To know the last error RC (SQLite result code, see https://www.sqlite.org/c3ref/c_abort.html), you need to call mzdb_obj$get_last_rc(), if this one is not equals to 0, an error has occured. To get the error message link to the last RC, you need to call mzdb_obj$get_last_error(), if no error occured, the output will be "no error". Note that when using iterators RC values (returned by has_next and next_elem methods) are different than the SQLite ones.
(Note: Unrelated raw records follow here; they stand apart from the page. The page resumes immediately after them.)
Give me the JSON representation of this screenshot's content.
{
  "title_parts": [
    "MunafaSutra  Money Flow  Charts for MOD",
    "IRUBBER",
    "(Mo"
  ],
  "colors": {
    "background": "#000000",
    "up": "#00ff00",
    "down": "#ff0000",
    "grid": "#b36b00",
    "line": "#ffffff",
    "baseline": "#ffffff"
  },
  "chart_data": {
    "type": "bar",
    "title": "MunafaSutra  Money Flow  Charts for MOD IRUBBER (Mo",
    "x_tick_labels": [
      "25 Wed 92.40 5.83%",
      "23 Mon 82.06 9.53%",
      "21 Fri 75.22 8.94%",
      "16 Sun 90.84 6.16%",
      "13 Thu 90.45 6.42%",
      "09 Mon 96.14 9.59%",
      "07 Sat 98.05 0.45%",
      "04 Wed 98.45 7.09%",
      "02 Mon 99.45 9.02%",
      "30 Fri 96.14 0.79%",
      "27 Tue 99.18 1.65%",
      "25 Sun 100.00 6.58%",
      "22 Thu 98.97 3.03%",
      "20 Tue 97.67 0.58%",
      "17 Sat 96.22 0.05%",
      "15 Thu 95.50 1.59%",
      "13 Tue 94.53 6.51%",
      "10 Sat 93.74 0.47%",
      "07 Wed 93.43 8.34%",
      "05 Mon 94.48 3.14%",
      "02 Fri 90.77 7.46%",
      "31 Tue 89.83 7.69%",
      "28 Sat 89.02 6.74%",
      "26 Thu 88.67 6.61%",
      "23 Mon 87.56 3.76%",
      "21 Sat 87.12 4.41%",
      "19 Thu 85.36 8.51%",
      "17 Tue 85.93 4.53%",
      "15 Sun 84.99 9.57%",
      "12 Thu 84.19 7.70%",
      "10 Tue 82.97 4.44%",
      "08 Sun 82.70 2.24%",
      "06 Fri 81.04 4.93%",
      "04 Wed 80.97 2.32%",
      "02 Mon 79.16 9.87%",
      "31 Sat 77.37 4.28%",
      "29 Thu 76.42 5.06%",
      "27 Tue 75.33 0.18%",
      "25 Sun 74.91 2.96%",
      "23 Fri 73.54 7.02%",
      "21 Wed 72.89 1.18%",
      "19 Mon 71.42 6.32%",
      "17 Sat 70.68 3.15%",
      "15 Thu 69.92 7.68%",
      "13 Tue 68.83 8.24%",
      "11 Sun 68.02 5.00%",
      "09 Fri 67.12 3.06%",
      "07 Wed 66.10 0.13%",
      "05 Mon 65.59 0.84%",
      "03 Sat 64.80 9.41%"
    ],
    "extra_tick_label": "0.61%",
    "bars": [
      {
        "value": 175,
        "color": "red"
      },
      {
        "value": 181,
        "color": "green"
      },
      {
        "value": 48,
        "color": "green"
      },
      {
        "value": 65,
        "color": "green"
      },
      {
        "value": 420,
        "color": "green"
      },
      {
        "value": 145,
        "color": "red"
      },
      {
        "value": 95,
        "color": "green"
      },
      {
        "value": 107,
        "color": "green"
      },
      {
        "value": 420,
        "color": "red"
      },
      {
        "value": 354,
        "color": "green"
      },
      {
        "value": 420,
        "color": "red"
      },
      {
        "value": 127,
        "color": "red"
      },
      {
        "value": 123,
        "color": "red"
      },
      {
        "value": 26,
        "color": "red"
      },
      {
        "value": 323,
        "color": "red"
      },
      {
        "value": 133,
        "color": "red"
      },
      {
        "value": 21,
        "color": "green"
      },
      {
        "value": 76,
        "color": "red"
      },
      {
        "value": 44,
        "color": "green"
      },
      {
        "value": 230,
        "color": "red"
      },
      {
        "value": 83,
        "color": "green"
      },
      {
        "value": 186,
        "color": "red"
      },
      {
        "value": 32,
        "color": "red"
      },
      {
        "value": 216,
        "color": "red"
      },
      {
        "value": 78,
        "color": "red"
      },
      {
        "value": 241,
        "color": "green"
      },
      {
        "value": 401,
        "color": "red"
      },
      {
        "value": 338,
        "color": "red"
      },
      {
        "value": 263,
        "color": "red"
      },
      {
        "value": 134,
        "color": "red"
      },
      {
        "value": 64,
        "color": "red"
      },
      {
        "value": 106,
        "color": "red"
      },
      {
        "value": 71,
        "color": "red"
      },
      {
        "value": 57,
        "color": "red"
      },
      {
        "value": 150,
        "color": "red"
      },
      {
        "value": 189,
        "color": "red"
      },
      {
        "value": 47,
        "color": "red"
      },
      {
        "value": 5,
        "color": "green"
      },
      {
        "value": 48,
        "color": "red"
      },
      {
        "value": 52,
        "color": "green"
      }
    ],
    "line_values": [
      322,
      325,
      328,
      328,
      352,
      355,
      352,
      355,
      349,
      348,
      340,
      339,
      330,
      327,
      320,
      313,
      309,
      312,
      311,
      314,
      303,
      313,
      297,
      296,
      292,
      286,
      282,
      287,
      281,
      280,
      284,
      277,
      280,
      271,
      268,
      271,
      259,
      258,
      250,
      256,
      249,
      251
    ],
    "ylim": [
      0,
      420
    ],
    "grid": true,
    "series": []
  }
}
Tutorials for curious developers

How this Rcpp package has been created?

For more information read the doc: http://dirk.eddelbuettel.com/code/rcpp/rcpp.html

How to perform a partial build on windows?

Execute a script similar to

cd D:\rmzdb\src\
c:/Rtools/mingw_64/bin/g++ -I"C:/PROGRA~1/R/R-35~1.1/include" -DNDEBUG  -I"C:/Program Files/R/R-3.5.1/library/Rcpp/include" -O2 -Wall -mtune=generic -c mzdb_reader.cpp -o mzdb_reader.o
c:/Rtools/mingw_64/bin/gcc  -I"C:/PROGRA~1/R/R-35~1.1/include" -DNDEBUG  -I"C:/Program Files/R/R-3.5.1/library/Rcpp/include" -O2 -Wall  -std=gnu99 -mtune=generic -c libmzdb.c -o libmzdb.o
c:/Rtools/mingw_64/bin/g++ -shared -s -static-libgcc -o rmzdb.dll RcppExports.o mzdb_reader.o libmzdb.o sqlite3.o parser.o -LC:/PROGRA~1/R/R-35~1.1/bin/x64 -lR

cp -f D:\rmzdb\src\rmzdb.dll "C:\Program Files\R\R-3.5.1\library\rmzdb\libs\x64\rmzdb.dll"